Why intern() does not work with literal 'java'?

Abhishek Kumar :

I have tried below code:

public class TestIntern {
  public static void main(String[] args) {
   char[] c1={'a','b','h','i'};
   String s1 = new String(c1);
   s1.intern();
   String s2="abhi";
   System.out.println(s1==s2);//true

   char[] c2={'j','a','v','a'};
   String sj1 = new String(c2);
   sj1.intern();
   String sj2="java";
   System.out.println(sj1==sj2);//false

   char[] c3={'J','A','V','A'};
   String tj1 = new String(c3);
   tj1.intern();
   String tj2="JAVA";
   System.out.println(tj1==tj2);//true
  }
}

I have tried many different literals.

Could anyone please explain why intern() doesn't work as expected with literal "java"? Why do the above reference comparisons evaluate to true, except when the literal is "java"?

Petr Janeček :

When the JVM first encounters the new String(new char[] {'a', 'b', 'h', 'i'}) string and you call intern() on it, the reference you just created becomes the canonical one and is stored in the string constant pool. Then "abhi" is pulled out from the constant pool - your canonical instance has been reused.

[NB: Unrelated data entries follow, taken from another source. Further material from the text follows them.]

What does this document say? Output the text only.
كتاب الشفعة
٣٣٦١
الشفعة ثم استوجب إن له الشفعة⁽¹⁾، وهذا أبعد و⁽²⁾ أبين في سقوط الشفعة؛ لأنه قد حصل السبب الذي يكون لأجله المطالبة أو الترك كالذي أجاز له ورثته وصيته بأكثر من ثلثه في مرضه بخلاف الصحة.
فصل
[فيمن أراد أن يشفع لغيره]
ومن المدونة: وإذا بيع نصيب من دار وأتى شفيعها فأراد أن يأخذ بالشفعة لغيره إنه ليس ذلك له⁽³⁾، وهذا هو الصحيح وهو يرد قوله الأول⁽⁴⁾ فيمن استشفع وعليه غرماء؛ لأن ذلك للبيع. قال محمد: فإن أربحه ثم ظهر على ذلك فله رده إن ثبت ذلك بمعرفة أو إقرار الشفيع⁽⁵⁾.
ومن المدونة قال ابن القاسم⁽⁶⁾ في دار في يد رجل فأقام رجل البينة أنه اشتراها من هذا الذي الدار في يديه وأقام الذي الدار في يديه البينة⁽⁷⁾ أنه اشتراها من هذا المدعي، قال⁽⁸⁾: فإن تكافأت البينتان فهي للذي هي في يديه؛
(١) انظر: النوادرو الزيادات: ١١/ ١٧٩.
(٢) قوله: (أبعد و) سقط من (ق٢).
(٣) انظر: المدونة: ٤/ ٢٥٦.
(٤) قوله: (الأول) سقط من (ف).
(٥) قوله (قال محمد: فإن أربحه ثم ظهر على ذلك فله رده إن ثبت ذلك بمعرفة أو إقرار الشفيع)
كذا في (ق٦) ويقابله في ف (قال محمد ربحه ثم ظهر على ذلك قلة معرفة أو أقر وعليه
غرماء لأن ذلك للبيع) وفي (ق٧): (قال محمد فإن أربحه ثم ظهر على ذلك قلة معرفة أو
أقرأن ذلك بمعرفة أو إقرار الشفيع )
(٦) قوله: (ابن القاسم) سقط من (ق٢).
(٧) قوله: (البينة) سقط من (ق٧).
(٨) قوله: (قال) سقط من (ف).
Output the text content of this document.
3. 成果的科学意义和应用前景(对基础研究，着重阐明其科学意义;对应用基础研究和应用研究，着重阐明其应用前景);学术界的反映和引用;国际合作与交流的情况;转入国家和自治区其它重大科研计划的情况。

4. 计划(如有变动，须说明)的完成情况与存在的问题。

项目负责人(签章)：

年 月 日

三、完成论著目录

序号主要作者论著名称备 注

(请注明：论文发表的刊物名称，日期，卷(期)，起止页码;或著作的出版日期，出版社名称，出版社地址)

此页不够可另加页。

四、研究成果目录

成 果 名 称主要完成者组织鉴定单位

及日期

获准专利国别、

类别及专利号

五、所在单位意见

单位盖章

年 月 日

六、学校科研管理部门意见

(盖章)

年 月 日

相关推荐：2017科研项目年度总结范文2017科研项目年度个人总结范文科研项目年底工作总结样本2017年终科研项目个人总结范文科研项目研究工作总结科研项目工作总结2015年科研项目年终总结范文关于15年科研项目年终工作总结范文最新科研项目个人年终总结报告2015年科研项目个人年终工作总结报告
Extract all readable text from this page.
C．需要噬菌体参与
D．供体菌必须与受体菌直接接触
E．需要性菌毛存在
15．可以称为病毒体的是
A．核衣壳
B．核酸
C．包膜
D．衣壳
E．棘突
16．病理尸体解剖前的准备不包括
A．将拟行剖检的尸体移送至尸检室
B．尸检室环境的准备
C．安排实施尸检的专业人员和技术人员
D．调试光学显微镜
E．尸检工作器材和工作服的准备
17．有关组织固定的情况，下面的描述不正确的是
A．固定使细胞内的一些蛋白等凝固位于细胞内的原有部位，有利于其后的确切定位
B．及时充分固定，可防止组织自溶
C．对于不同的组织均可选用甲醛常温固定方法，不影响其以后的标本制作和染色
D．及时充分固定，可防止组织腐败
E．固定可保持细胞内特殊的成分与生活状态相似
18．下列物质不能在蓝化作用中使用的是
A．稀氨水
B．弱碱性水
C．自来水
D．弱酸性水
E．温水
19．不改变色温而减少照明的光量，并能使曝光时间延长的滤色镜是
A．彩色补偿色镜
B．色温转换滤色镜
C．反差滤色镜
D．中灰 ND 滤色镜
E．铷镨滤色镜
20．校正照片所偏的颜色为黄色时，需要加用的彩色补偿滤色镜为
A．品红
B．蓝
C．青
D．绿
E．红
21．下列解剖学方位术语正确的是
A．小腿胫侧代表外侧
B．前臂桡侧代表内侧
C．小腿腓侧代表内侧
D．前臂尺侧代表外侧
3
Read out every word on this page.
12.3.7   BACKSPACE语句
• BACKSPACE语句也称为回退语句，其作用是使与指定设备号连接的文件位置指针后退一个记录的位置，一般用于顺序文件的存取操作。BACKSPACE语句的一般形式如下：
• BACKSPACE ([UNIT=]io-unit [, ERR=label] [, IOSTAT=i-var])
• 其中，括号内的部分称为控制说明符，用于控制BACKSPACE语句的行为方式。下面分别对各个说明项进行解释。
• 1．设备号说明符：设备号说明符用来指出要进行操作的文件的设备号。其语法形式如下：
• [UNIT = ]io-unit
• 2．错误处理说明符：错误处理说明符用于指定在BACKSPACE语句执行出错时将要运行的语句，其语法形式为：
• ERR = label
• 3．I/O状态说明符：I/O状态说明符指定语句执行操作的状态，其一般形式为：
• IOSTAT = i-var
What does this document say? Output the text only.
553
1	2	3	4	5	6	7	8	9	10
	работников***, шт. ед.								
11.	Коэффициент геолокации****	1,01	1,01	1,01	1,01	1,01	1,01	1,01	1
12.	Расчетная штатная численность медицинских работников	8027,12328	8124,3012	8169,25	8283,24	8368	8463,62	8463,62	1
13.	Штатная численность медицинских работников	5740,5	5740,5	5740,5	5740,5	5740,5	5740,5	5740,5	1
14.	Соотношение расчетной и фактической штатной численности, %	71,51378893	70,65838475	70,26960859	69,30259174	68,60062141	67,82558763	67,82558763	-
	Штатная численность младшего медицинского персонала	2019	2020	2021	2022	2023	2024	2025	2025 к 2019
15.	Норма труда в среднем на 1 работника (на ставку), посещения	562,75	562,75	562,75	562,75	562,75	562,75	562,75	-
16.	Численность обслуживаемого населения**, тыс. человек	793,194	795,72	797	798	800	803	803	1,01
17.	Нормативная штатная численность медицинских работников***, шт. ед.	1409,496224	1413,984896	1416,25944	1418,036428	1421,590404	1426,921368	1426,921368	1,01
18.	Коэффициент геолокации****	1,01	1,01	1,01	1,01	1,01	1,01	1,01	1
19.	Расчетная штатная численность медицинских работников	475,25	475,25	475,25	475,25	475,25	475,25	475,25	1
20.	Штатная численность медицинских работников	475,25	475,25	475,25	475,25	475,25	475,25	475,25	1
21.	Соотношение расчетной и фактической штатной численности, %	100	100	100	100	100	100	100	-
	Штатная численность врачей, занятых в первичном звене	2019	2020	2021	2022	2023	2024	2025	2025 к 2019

Your problem is that the literal "java" exists in the constant string pool before the start of your program - the JVM simply has it there for some use. Therefore, calling intern() on new String(new char[] {'j', 'a', 'v', 'a'}) does not intern your reference. Instead, it returns the pre-existing canonical value from the constant pool, and you happily ignore the return value.

You should not ignore the return value, but use it. You never know whether your "definitely original" string has not been living in the constant pool since the start of the JVM. Anyway, all of this is implementation dependent, you should either always use the references returned by the intern() method, or never. Do not mix between them.